When Tom came in, bearing a huge soup tureen, and looking, it must be confessed, very red and embarrassed, Janet observed composedly that the person on whom they had relied to help them to-night had failed them at the last moment, and they had decided that it would be simpler for them to wait on themselves.
Radmore muttered to his neighbour, Rosamund, “Where’s Betty?”
“In the kitchen. She’s the only one of us who knows how to cook. She loves cooking. She’ll come into the drawing-room later if she’s not too tired.”
Radmore felt indignant. It was too bad that Betty, whom he vividly remembered as the petted darling of the house, should now have become—to put it in a poetical way—the family Cinderella! But as the dinner went on, and as the soup was succeeded by some excellent fish, as well as by roast chicken, a particularly delicious blackberry fool, and a subtly composed savoury, he began to wonder whether some good professional cook had not been got in after all. He could hardly believe that Betty had cooked and dished up this really excellent dinner.

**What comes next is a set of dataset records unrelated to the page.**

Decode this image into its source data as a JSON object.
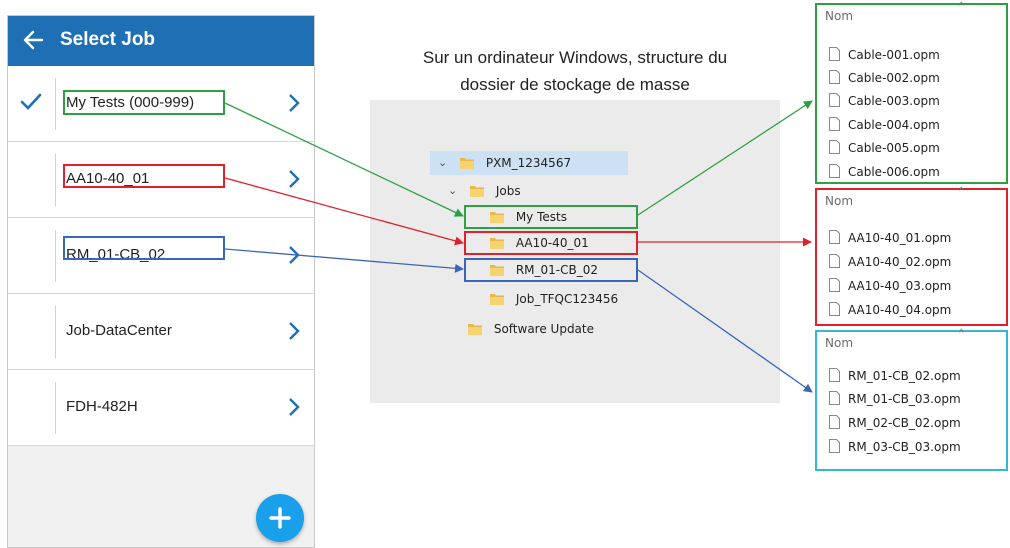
{
  "phone": {
    "title": "Select Job",
    "jobs": [
      {
        "label": "My Tests (000-999)",
        "checked": true
      },
      {
        "label": "AA10-40_01",
        "checked": false
      },
      {
        "label": "RM_01-CB_02",
        "checked": false
      },
      {
        "label": "Job-DataCenter",
        "checked": false
      },
      {
        "label": "FDH-482H",
        "checked": false
      }
    ],
    "accent": "#1f6fb5",
    "fab_color": "#1aa0ea"
  },
  "caption": {
    "line1": "Sur un ordinateur Windows, structure du",
    "line2": "dossier de stockage de masse"
  },
  "tree": {
    "root": "PXM_1234567",
    "jobs": "Jobs",
    "my_tests": "My Tests",
    "aa": "AA10-40_01",
    "rm": "RM_01-CB_02",
    "job_tfqc": "Job_TFQC123456",
    "software_update": "Software Update"
  },
  "panels": [
    {
      "header": "Nom",
      "files": [
        "Cable-001.opm",
        "Cable-002.opm",
        "Cable-003.opm",
        "Cable-004.opm",
        "Cable-005.opm",
        "Cable-006.opm"
      ]
    },
    {
      "header": "Nom",
      "files": [
        "AA10-40_01.opm",
        "AA10-40_02.opm",
        "AA10-40_03.opm",
        "AA10-40_04.opm"
      ]
    },
    {
      "header": "Nom",
      "files": [
        "RM_01-CB_02.opm",
        "RM_01-CB_03.opm",
        "RM_02-CB_02.opm",
        "RM_03-CB_03.opm"
      ]
    }
  ],
  "colors": {
    "green": "#2ea043",
    "red": "#e0202a",
    "blue": "#3b66b8",
    "cyan": "#35b6d6"
  }
}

All through the meal Timmy flitted in and out, bringing round and removing the plates, but it was Tom who did most of the waiting.

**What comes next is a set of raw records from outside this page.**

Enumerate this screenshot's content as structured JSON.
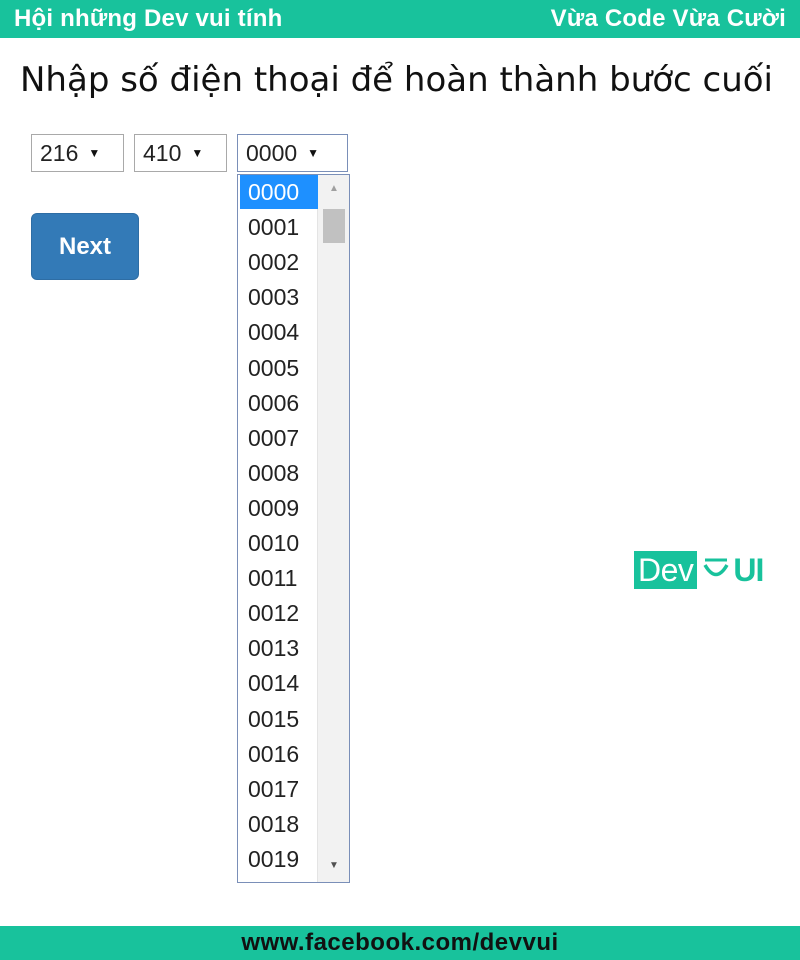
{
  "banner": {
    "left": "Hội những Dev vui tính",
    "right": "Vừa Code Vừa Cười"
  },
  "heading": "Nhập số điện thoại để hoàn thành bước cuối",
  "selects": {
    "first": "216",
    "second": "410",
    "third": "0000"
  },
  "dropdown_options": [
    "0000",
    "0001",
    "0002",
    "0003",
    "0004",
    "0005",
    "0006",
    "0007",
    "0008",
    "0009",
    "0010",
    "0011",
    "0012",
    "0013",
    "0014",
    "0015",
    "0016",
    "0017",
    "0018",
    "0019"
  ],
  "selected_index": 0,
  "next_label": "Next",
  "logo": {
    "box": "Dev",
    "tail": "UI"
  },
  "footer": "www.facebook.com/devvui",
  "colors": {
    "brand": "#18c29c",
    "button": "#337ab7",
    "highlight": "#1e90ff"
  },
  "icons": {
    "select_arrow": "caret-down-icon",
    "scroll_up": "scroll-up-icon",
    "scroll_down": "scroll-down-icon"
  }
}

At last Janet, catching Enid Crofton’s eye, got up and delivered as parting injunction, “Please don’t stay too long behind us, gentlemen—we’re going to have coffee in the drawing-room.”
Jack Tosswill sprang to the door, and tried to catch Mrs. Crofton’s eye as she passed out first, but of course he failed, and as he came back to the table, he observed: “I do hope Betty won’t be too tired to come into the drawing-room. Mrs. Crofton was saying the other day that she wished she knew her better.” He was in a softened mood, the kind of mood which makes a man not only say, but think, pleasant things.

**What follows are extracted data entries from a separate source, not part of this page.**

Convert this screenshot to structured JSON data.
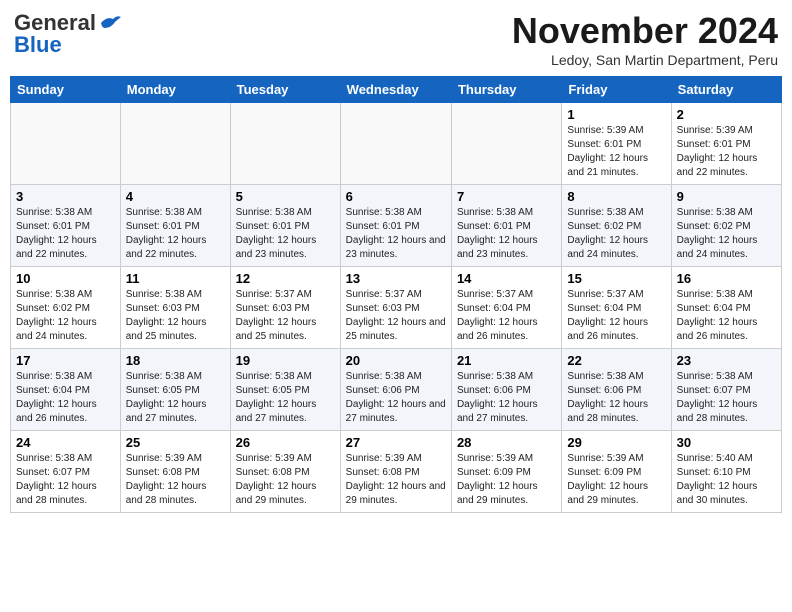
{
  "header": {
    "logo_general": "General",
    "logo_blue": "Blue",
    "month_title": "November 2024",
    "location": "Ledoy, San Martin Department, Peru"
  },
  "days_of_week": [
    "Sunday",
    "Monday",
    "Tuesday",
    "Wednesday",
    "Thursday",
    "Friday",
    "Saturday"
  ],
  "weeks": [
    [
      {
        "day": "",
        "info": ""
      },
      {
        "day": "",
        "info": ""
      },
      {
        "day": "",
        "info": ""
      },
      {
        "day": "",
        "info": ""
      },
      {
        "day": "",
        "info": ""
      },
      {
        "day": "1",
        "info": "Sunrise: 5:39 AM\nSunset: 6:01 PM\nDaylight: 12 hours and 21 minutes."
      },
      {
        "day": "2",
        "info": "Sunrise: 5:39 AM\nSunset: 6:01 PM\nDaylight: 12 hours and 22 minutes."
      }
    ],
    [
      {
        "day": "3",
        "info": "Sunrise: 5:38 AM\nSunset: 6:01 PM\nDaylight: 12 hours and 22 minutes."
      },
      {
        "day": "4",
        "info": "Sunrise: 5:38 AM\nSunset: 6:01 PM\nDaylight: 12 hours and 22 minutes."
      },
      {
        "day": "5",
        "info": "Sunrise: 5:38 AM\nSunset: 6:01 PM\nDaylight: 12 hours and 23 minutes."
      },
      {
        "day": "6",
        "info": "Sunrise: 5:38 AM\nSunset: 6:01 PM\nDaylight: 12 hours and 23 minutes."
      },
      {
        "day": "7",
        "info": "Sunrise: 5:38 AM\nSunset: 6:01 PM\nDaylight: 12 hours and 23 minutes."
      },
      {
        "day": "8",
        "info": "Sunrise: 5:38 AM\nSunset: 6:02 PM\nDaylight: 12 hours and 24 minutes."
      },
      {
        "day": "9",
        "info": "Sunrise: 5:38 AM\nSunset: 6:02 PM\nDaylight: 12 hours and 24 minutes."
      }
    ],
    [
      {
        "day": "10",
        "info": "Sunrise: 5:38 AM\nSunset: 6:02 PM\nDaylight: 12 hours and 24 minutes."
      },
      {
        "day": "11",
        "info": "Sunrise: 5:38 AM\nSunset: 6:03 PM\nDaylight: 12 hours and 25 minutes."
      },
      {
        "day": "12",
        "info": "Sunrise: 5:37 AM\nSunset: 6:03 PM\nDaylight: 12 hours and 25 minutes."
      },
      {
        "day": "13",
        "info": "Sunrise: 5:37 AM\nSunset: 6:03 PM\nDaylight: 12 hours and 25 minutes."
      },
      {
        "day": "14",
        "info": "Sunrise: 5:37 AM\nSunset: 6:04 PM\nDaylight: 12 hours and 26 minutes."
      },
      {
        "day": "15",
        "info": "Sunrise: 5:37 AM\nSunset: 6:04 PM\nDaylight: 12 hours and 26 minutes."
      },
      {
        "day": "16",
        "info": "Sunrise: 5:38 AM\nSunset: 6:04 PM\nDaylight: 12 hours and 26 minutes."
      }
    ],
    [
      {
        "day": "17",
        "info": "Sunrise: 5:38 AM\nSunset: 6:04 PM\nDaylight: 12 hours and 26 minutes."
      },
      {
        "day": "18",
        "info": "Sunrise: 5:38 AM\nSunset: 6:05 PM\nDaylight: 12 hours and 27 minutes."
      },
      {
        "day": "19",
        "info": "Sunrise: 5:38 AM\nSunset: 6:05 PM\nDaylight: 12 hours and 27 minutes."
      },
      {
        "day": "20",
        "info": "Sunrise: 5:38 AM\nSunset: 6:06 PM\nDaylight: 12 hours and 27 minutes."
      },
      {
        "day": "21",
        "info": "Sunrise: 5:38 AM\nSunset: 6:06 PM\nDaylight: 12 hours and 27 minutes."
      },
      {
        "day": "22",
        "info": "Sunrise: 5:38 AM\nSunset: 6:06 PM\nDaylight: 12 hours and 28 minutes."
      },
      {
        "day": "23",
        "info": "Sunrise: 5:38 AM\nSunset: 6:07 PM\nDaylight: 12 hours and 28 minutes."
      }
    ],
    [
      {
        "day": "24",
        "info": "Sunrise: 5:38 AM\nSunset: 6:07 PM\nDaylight: 12 hours and 28 minutes."
      },
      {
        "day": "25",
        "info": "Sunrise: 5:39 AM\nSunset: 6:08 PM\nDaylight: 12 hours and 28 minutes."
      },
      {
        "day": "26",
        "info": "Sunrise: 5:39 AM\nSunset: 6:08 PM\nDaylight: 12 hours and 29 minutes."
      },
      {
        "day": "27",
        "info": "Sunrise: 5:39 AM\nSunset: 6:08 PM\nDaylight: 12 hours and 29 minutes."
      },
      {
        "day": "28",
        "info": "Sunrise: 5:39 AM\nSunset: 6:09 PM\nDaylight: 12 hours and 29 minutes."
      },
      {
        "day": "29",
        "info": "Sunrise: 5:39 AM\nSunset: 6:09 PM\nDaylight: 12 hours and 29 minutes."
      },
      {
        "day": "30",
        "info": "Sunrise: 5:40 AM\nSunset: 6:10 PM\nDaylight: 12 hours and 30 minutes."
      }
    ]
  ]
}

And then Mr. Tosswill made one of his rare practical remarks. “I have always thought that every woman ought to be taught cooking,” he said musingly. “We have certainly just had a very good dinner; I must remember to tell Betty how much I enjoyed that savoury.”
“Did Betty cook it all?” asked Radmore.
It was Jack who answered, “Yes, of course she did. Early in the War there was a great shortage of cooks in some of the country hospitals, and so Betty asked a friend of ours to allow her to spend a few weeks in her kitchen. So now we have the benefit of all she learnt there.”
Five minutes later the three men stood at the open door of the drawing-room, and at once Radmore saw that Betty was not there. That was really too bad! What selfish girls her sisters were!
Acting on an impulse he could not have analysed, he stepped back into the corridor and walked quickly towards the green baize door which led to the kitchen quarters. Just as he reached it, the door burst open, and Tom, rushing through, almost knocked him over.
“Hullo! Steady there! Where are you going?”